Origine et histoire de l'Église Saint-Hilaire
L’église Saint-Hilaire de Ladon est un édifice religieux construit au XVe siècle, situé dans la commune de Ladon, dans le département du Loiret (45). Ce monument, typique de l’architecture religieuse médiévale tardive, reflète les caractéristiques stylistiques de cette période, bien que ses détails architecturaux précis ne soient pas décrits dans les sources disponibles. Son inscription à l’inventaire des Monuments Historiques par arrêté du 12 janvier 1931 témoigne de sa valeur patrimoniale reconnue par les autorités.
La localisation de l’église, au 30 Rue de l’Église à Ladon, est considérée comme satisfaisante (note de précision : 7/10), selon les données géographiques disponibles. Propriété de la commune, l’édifice est mentionné dans la base Mérimée sous le code Insee 45178, rattachée à la région Centre-Val de Loire.
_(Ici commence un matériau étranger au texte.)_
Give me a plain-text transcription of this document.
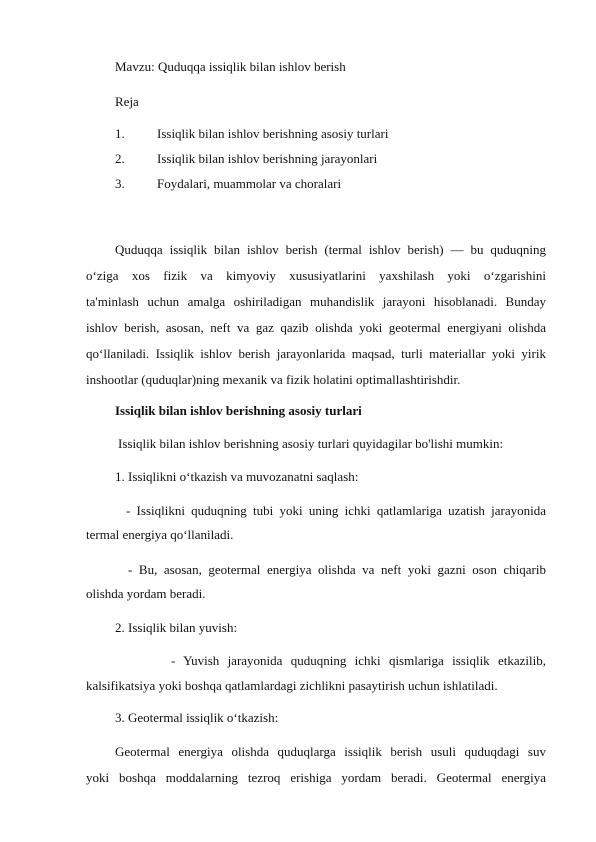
Mavzu: Quduqqa issiqlik bilan ishlov berish
Reja
1. Issiqlik bilan ishlov berishning asosiy turlari
2. Issiqlik bilan ishlov berishning jarayonlari
3. Foydalari, muammolar va choralari
Quduqqa issiqlik bilan ishlov berish (termal ishlov berish) — bu quduqning
o‘ziga xos fizik va kimyoviy xususiyatlarini yaxshilash yoki o‘zgarishini
ta'minlash uchun amalga oshiriladigan muhandislik jarayoni hisoblanadi. Bunday
ishlov berish, asosan, neft va gaz qazib olishda yoki geotermal energiyani olishda
qo‘llaniladi. Issiqlik ishlov berish jarayonlarida maqsad, turli materiallar yoki yirik
inshootlar (quduqlar)ning mexanik va fizik holatini optimallashtirishdir.
Issiqlik bilan ishlov berishning asosiy turlari
Issiqlik bilan ishlov berishning asosiy turlari quyidagilar bo'lishi mumkin:
1. Issiqlikni o‘tkazish va muvozanatni saqlash:
- Issiqlikni quduqning tubi yoki uning ichki qatlamlariga uzatish jarayonida
termal energiya qo‘llaniladi.
- Bu, asosan, geotermal energiya olishda va neft yoki gazni oson chiqarib
olishda yordam beradi.
2. Issiqlik bilan yuvish:
- Yuvish jarayonida quduqning ichki qismlariga issiqlik etkazilib,
kalsifikatsiya yoki boshqa qatlamlardagi zichlikni pasaytirish uchun ishlatiladi.
3. Geotermal issiqlik o‘tkazish:
Geotermal energiya olishda quduqlarga issiqlik berish usuli quduqdagi suv
yoki boshqa moddalarning tezroq erishiga yordam beradi. Geotermal energiya
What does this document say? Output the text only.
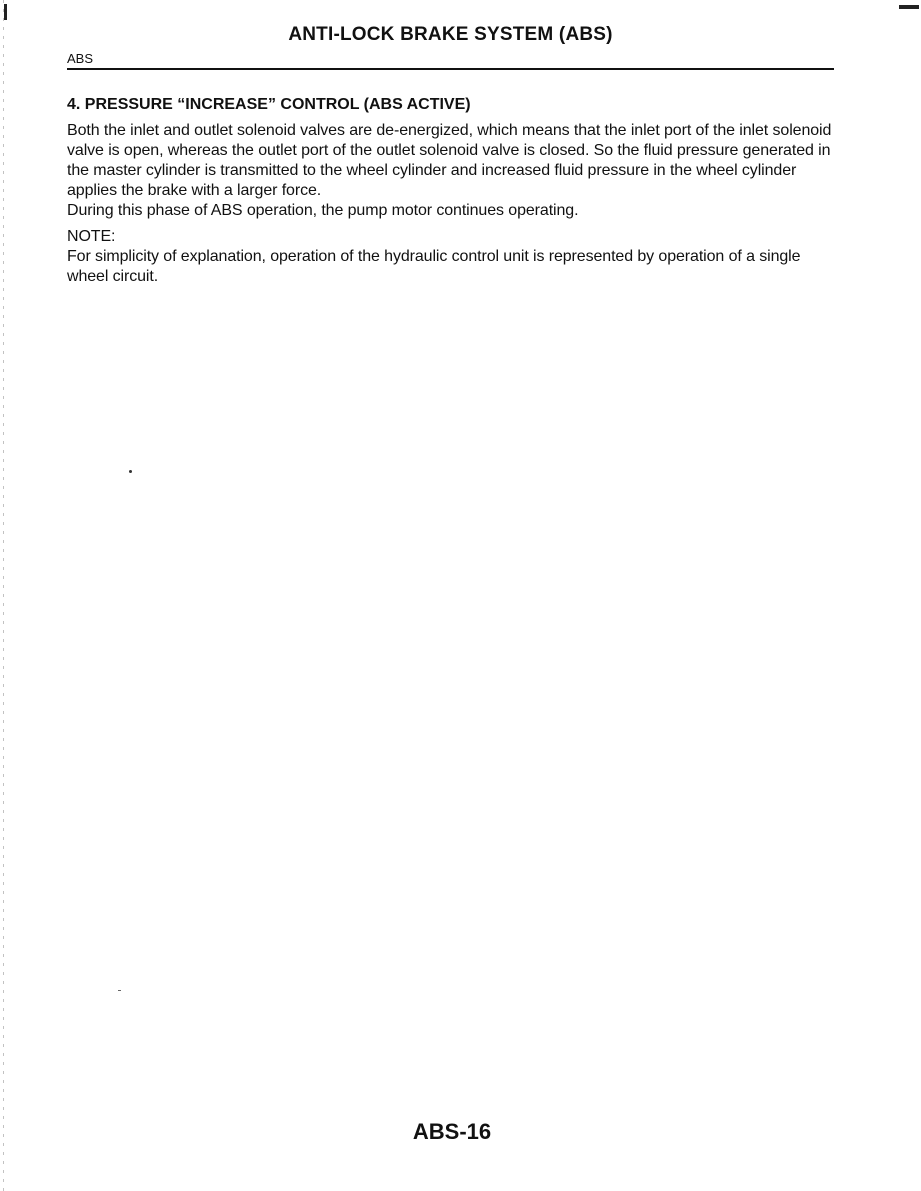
ANTI-LOCK BRAKE SYSTEM (ABS)
ABS
4. PRESSURE “INCREASE” CONTROL (ABS ACTIVE)

Both the inlet and outlet solenoid valves are de-energized, which means that the inlet port of the inlet solenoid valve is open, whereas the outlet port of the outlet solenoid valve is closed. So the fluid pressure generated in the master cylinder is transmitted to the wheel cylinder and increased fluid pressure in the wheel cylinder applies the brake with a larger force.

During this phase of ABS operation, the pump motor continues operating.

NOTE:

For simplicity of explanation, operation of the hydraulic control unit is represented by operation of a single wheel circuit.

ABS-16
Les sources visuelles, comme les photographies sous licence Creative Commons, ainsi que les outils de localisation (Street View), permettent d’en attester la présence physique, bien que son état actuel ou ses usages contemporains (visites, événements) ne soient pas précisés.
Les éléments protégés de l’église Saint-Hilaire concernent l’intégralité de l’édifice, comme le stipule l’arrêté d’inscription de 1931. Aucune information supplémentaire n’est fournie sur d’éventuelles modifications, restaurations ou personnages historiques liés à sa construction ou à son histoire. Les données disponibles proviennent principalement de la plateforme Monumentum et des archives internes, sans mention d’autres sources complémentaires comme des archives départementales ou des études architecturales détaillées.